Robinson's gallerylike presentation was packed with fashion power. Vogue's Anna Wintour previewed the 55 fresh-faced models before other guests arrived. Harper's Bazaar editor Glenda Bailey smiled brighter with each wide-leg trouser. So did Project Runway's Nina Garcia and designer Carolina Herrera.
Robinson, who created editorial magic for Perry Ellis before exiting in a dispute in 2003, seems the ideal savior for the once-innovative brand. He has designed for Giorgio Armani, Anne Klein, and Paco Rabanne. (Though those collections were not always well-received, he has remained popular in fashion circles.) More recently, he launched a capsule collection for Target. Perhaps most important, Robinson spent the better part of his career abroad and has a keen eye for street style, both of which should come in handy as he guides a utilitarian brand with global reach. It's easy to spot the parisienne in the offhand way he puts a look together.

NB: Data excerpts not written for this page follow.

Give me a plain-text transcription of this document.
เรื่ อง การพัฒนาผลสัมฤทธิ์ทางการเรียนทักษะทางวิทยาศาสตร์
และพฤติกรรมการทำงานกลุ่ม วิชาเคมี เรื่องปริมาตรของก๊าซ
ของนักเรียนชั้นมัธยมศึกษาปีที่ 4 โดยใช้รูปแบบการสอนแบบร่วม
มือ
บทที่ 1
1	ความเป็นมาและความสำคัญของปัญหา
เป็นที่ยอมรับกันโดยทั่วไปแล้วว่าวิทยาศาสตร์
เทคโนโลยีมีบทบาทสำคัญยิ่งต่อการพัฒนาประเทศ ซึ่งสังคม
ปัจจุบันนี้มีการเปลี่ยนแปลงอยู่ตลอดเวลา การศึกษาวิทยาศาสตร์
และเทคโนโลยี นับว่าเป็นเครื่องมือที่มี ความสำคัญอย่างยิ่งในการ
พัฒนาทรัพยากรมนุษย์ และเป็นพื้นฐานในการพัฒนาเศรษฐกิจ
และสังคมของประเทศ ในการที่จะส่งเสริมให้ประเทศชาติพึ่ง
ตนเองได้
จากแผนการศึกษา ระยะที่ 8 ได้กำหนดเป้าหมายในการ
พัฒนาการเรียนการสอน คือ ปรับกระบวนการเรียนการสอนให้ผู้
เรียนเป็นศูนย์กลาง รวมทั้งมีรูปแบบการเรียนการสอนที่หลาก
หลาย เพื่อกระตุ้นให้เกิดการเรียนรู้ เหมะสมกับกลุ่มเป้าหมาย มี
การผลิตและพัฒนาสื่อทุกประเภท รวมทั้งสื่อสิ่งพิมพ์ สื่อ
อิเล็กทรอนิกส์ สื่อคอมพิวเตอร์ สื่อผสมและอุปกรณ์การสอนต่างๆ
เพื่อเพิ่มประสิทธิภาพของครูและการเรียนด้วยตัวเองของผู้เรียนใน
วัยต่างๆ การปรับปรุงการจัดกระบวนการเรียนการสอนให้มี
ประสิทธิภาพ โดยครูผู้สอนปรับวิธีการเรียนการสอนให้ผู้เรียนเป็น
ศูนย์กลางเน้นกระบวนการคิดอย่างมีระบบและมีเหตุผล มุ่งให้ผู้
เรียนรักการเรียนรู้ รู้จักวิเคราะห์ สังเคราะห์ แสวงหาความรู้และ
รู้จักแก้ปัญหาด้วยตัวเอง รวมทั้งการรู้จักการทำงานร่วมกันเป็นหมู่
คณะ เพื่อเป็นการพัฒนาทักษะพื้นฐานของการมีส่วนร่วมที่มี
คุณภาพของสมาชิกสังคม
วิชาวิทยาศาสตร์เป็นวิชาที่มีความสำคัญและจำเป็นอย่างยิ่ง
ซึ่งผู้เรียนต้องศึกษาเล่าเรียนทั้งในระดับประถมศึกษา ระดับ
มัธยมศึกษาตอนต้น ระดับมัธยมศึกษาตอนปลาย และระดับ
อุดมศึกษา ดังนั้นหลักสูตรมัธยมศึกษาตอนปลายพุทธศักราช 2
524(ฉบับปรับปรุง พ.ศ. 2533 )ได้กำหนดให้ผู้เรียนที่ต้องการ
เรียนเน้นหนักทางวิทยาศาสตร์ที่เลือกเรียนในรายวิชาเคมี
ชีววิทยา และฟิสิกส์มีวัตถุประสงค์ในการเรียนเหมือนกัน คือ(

Robinson's fall collection—his first—was shown in February, and the New York Times aptly called it: "Oliver Twist goes to a Nirvana concert." While that's not a terrible concept, skeptics wondered whether the Euro-ragamuffin look would appeal to consumers.
For spring, Robinson wisely went lively. He played with stripes—a Gap favorite—offering colorful, "Peanuts"-esque sweaters and bathing suits. A guy's pajama jacket and an office-worthy white knit blazer for women said "Buy me!" But Robinson's real success was to make the clothes current without losing the carefree spirit that ought to be Gap's signature. He's lightened up the weight of the T-shirts for fans of American Apparel's feather-thin knits and given the women's clothes occasional, delicate feminine details (a tiny tulle ruffle, a silk flounce) that have been recent fashion favorites but missing from Gap stores.
Altogether, Robinson seems to have set an ideal direction for the brand with his spring collection. On New York's runways, American sportswear—perfectly simple, chic, wearable clothes—is usually the territory of Michael Kors, but his "wheels-up" glamour offers aspirational style, not populist ease. Robinson's collection offered truly chic sportswear for everybody.
The question for the Gap is: Will "everybody" buy it? Lately, the company's stock has taken a beating; it filed a $1.14 billion loss on sales of $8 billion in 2007. Part of the problem is that blue jeans, long one of the company's mainstays, are no longer considered a basic: consumers now shell out hundreds for designer jeans rather than snapping up the Gap's workaday versions. And some fashion consumers have complained that the brand's bland stores don't reflect the slicker style of its advertising. A few weeks ago, the New York Times compared the brand with the sexier Abercrombie & Fitch, going so far as to do a bag count outside the recently spruced-up 5th Avenue store one day in August. (Six Gap bags compared with A&F's 27 clocked in 15 minutes.)
Representatives of the Gap declined comment on whether a major brand overhaul all is in the works. With a planned 18 percent decrease in ad spending for 2008, it seems unlikely. But it would be a shame if Robinson's able work goes unsung, unnoticed, and unpurchased. If good design is not enough to right the ship, perhaps the Gap should also take a cue from its founders. Part of the original genius of the Gap (named for the generation gap) was that it knew how to get people to its stores: The original location, near San Francisco State University, was also a record shop, and in the early days, the records outsold the jeans. Perhaps shopping at the Gap should once again become an experience; the company could even sell CDs. The jeans might catch on.